Al fervore del ritorno ostinato sul luogo ad alto rischio, corrispose una vivacità culturale che rese la città partecipe di vasti orizzonti. Maestri famosi si affacciarono nelle scuole e collaborarono con gli ingegni locali a preparare i favolosi anni Trenta. Salvatore Pugliatti, Giorgio La Pira, Salvatore Quasimodo furono considerati i tre moschettieri dello spirito, con le loro convergenze e con le loro divergenze sul piano dialettico. A loro, altri si aggiunsero a tener vivi i fermenti del Novecento europeo; il futurismo che si era proposto di divulgare il suo manifesto in Sicilia proprio nei giorni del terremoto, vi tornò dopo con forme più propriamente originali; e la cultura grecolatina vi trovò interpreti agguerriti e sensibili.
Un punto di costante riferimento restano per me la figura e l’insegnamento di Salvatore Pugliatti, sebbene non fui mai suo allievo diretto. Era lo spirito più eclettico che io abbia mai incontrato: giurista, musicofilo, critico letterario e d’arte, saggista e, soprattutto, infaticabile maestro. Lo considerai per sempre il consapevole custode della memoria.
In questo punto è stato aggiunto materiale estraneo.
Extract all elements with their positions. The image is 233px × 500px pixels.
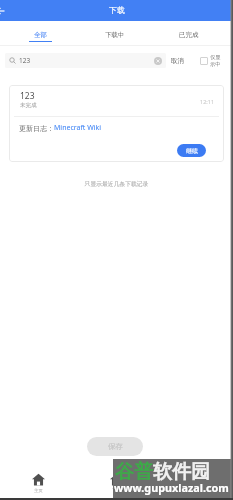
button[interactable]: 下载 [77,470,155,496]
staticText: 仅显 示中 [210,54,221,67]
button[interactable]: 123 [5,53,166,68]
staticText: 已完成 [179,31,199,39]
staticText: 更新日志： [19,124,54,133]
staticText: 继续 [186,147,198,155]
button[interactable]: Back [0,0,10,21]
button[interactable]: 仅显 示中 [200,54,221,67]
button[interactable]: 取消 [170,55,185,67]
staticText: 未完成 [20,102,37,109]
button[interactable]: 保存 [87,437,143,456]
staticText: 下载中 [105,31,125,39]
staticText: 取消 [171,57,184,65]
button[interactable]: 下载中 [78,21,152,45]
staticText: 下载 [109,5,125,15]
staticText: 谷普 [115,460,153,484]
staticText: 123 [20,90,35,102]
staticText: 12:11 [200,98,215,105]
button[interactable]: 继续 [177,144,206,157]
staticText: 我的 [190,488,199,494]
button[interactable]: Clear search [153,56,163,66]
staticText: 保存 [108,442,123,451]
button[interactable]: 全部 [3,21,78,45]
staticText: 下载 [112,488,121,494]
staticText: 123 [19,56,31,65]
staticText: 全部 [34,31,47,39]
staticText: 只显示最近几条下载记录 [0,180,233,187]
staticText: 软件园 [153,460,210,484]
button[interactable]: 已完成 [152,21,226,45]
staticText: www.gupuxlazal.com [114,480,229,495]
staticText: 主页 [34,488,43,494]
button[interactable]: 我的 [155,470,233,496]
button[interactable]: Minecraft Wiki [54,123,102,133]
button[interactable]: 主页 [0,470,77,496]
E fu per questo che quando, assillato da un impulso ineffabile, mi trovai col pretesto del film, a rovistare nelle macerie della mia città - come a dire della mia coscienza, preda della nevrosi di angoscia comune alle genti dello Stretto - che mi rivolsi a lui per informazioni e orientamenti.
Pugliatti mi illuminò con il racconto di innumerevoli episodi che ingigantirono l’imbarazzo della scelta di quelli da utilizzare sullo schermo; e mi procurò, con il concorso di suo cugino Giordano Corsi, una vastissima documentazione fotografica, da cui risultava il film come già figurativamente realizzato, grazie alla suggestione della scenografia cinematografica capace di evocare anche i castelli in aria attraverso il linguaggio delle immagini.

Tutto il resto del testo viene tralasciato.